好調巨人を支える投打の救世主 15年ドラフト下位の“伏兵コンビ”が成長
巨人が好調をキープしている。8日のDeNA戦は、逆転で20勝にリーグ一番乗り。2位ヤクルトに2差をつけ、首位を快走している。
先導しているのは開幕から33試合連続出塁の坂本勇。新加入の丸も打率・328としっかり結果を残している。投手では菅野、山口の両輪もトータル9勝。期待通りの働きといえるだろう。
ただ、奮闘しているのは主軸だけではない。チームは正二塁手の吉川尚、守護神のクックが離脱する緊急事態が発生したが、その穴を埋める選手も台頭した。ともに4年目の山本泰寛内野手と、中川皓太投手だ。
山本は19試合に出場し、打率・333、0本塁打、7打点。粘り強い打撃で10四球を選び、出塁率は・448と高い。11試合で打率・390、出塁率・432だった吉川尚に劣らない成績を残している。
8日のDeNA戦でも1番で5打席に立ち、1安打1四球。2番坂本勇につなぎ、大量得点を演出した。試合後、原監督は「四球でつなぐという、ボールをセレクトできることも改めて大事なことだと思った。相手心理という部分においても、次は坂本(勇)という部分においても素晴らしいつなぎだった」と評価した。
2軍からはい上がり、いまや正二塁手に定着してしまおうかという勢い。デイリースポーツ評論家・関本四十四氏は「重信と同様に、とにかく練習熱心。自分が目指す方向も分かっていて、右打ちに徹したり、粘って四球を選んだり。元木コーチの現役時代のような、いやらしい選手になれるのでは」とした。
投手陣では中川の活躍も目立つ。勝ちパターンの中心を託されていたクック、吉川光が2軍へ。不安を抱えていたリリーフ陣がさらに危機的状況となったが、中川が14戦無失点の快投。8日のDeNA戦は抑えの役割を担い、今季初セーブを飾った。
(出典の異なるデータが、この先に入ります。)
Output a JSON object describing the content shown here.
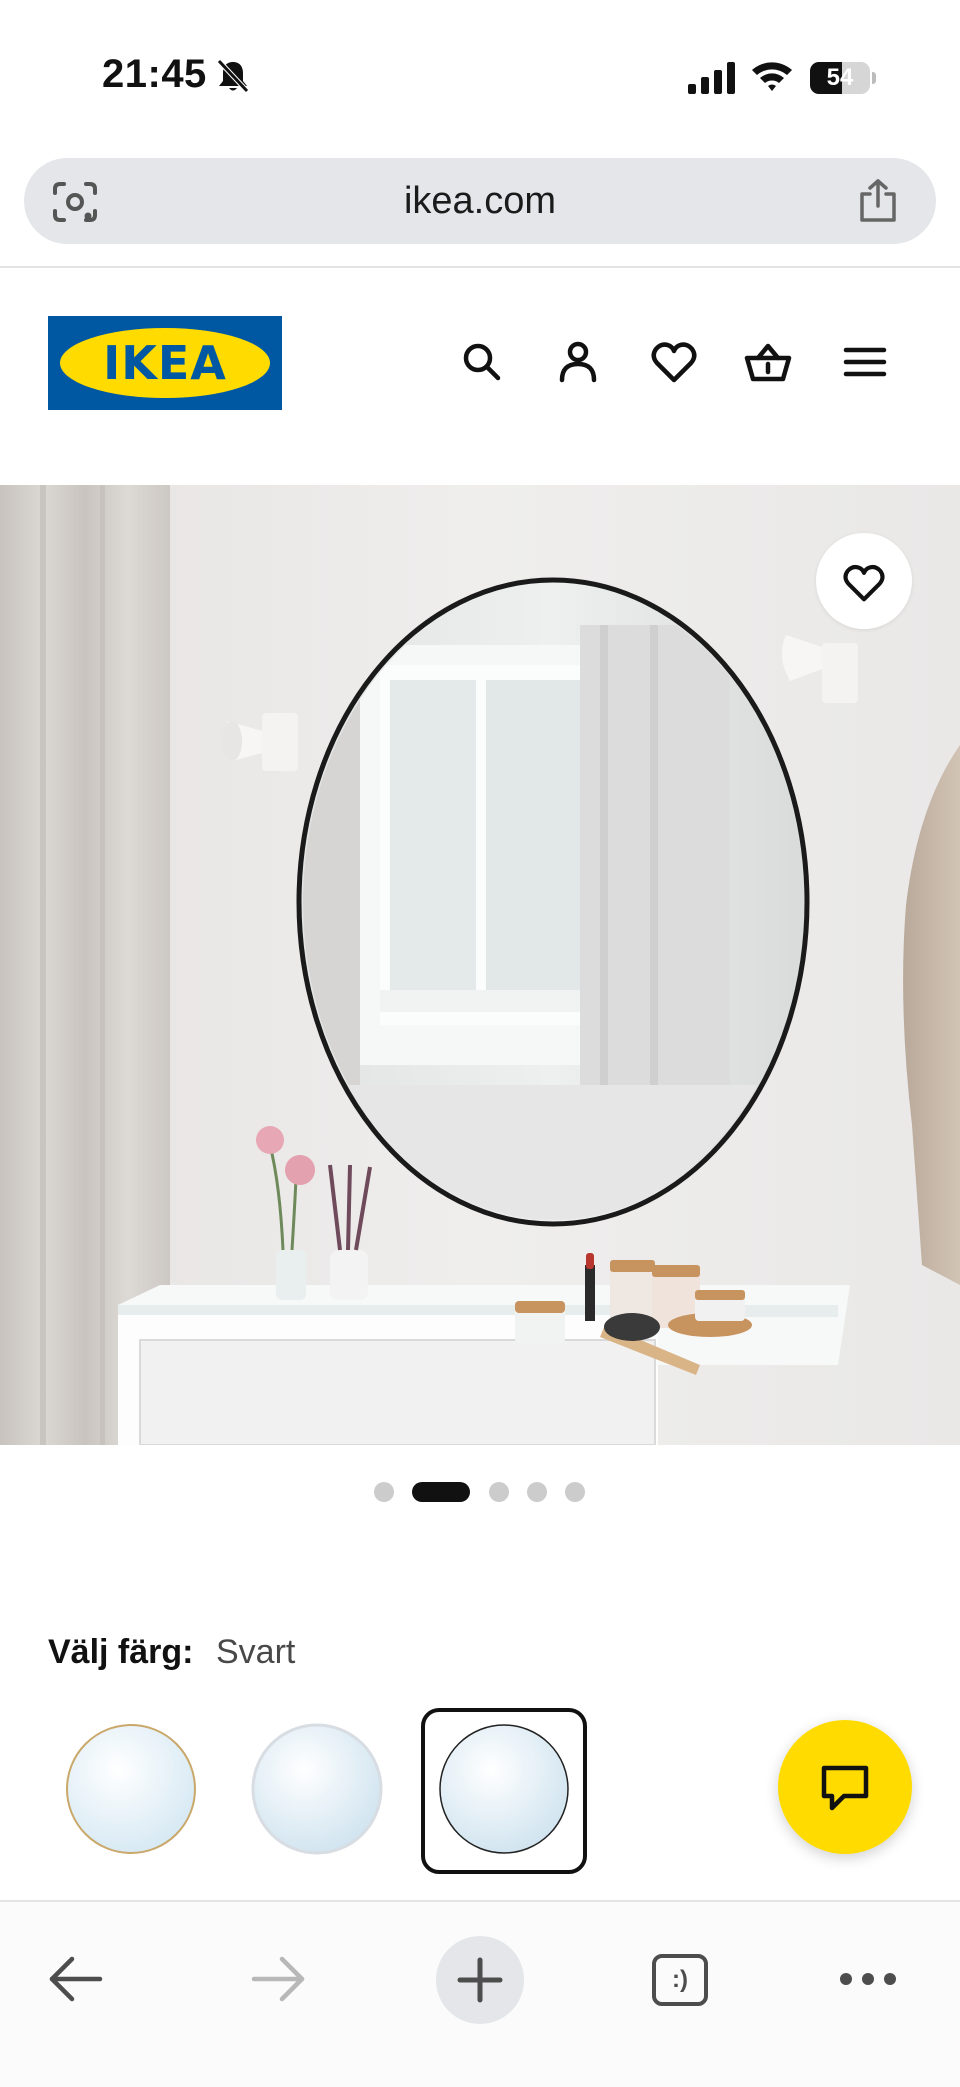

入団から左肘の高さを変えるなど、試行錯誤。今季はフォームも固まり、スリークオーター気味の角度から、150キロ前後の直球と切れ味鋭いスライダーで打者を圧倒している。「球のつかみ、腰の回転がマッチして指先からいい球が放れている。広くベース盤を使って、右打者にも内外角をきっちり投げられている」と関本氏。対右打者も被打率・172としっかり抑えており、1イニングを危なげなく封じている。
ともに15年ドラフト組で、山本は5位、中川は7位の下位指名。“伏兵コンビ”が成長し、チームに欠かせない存在となった。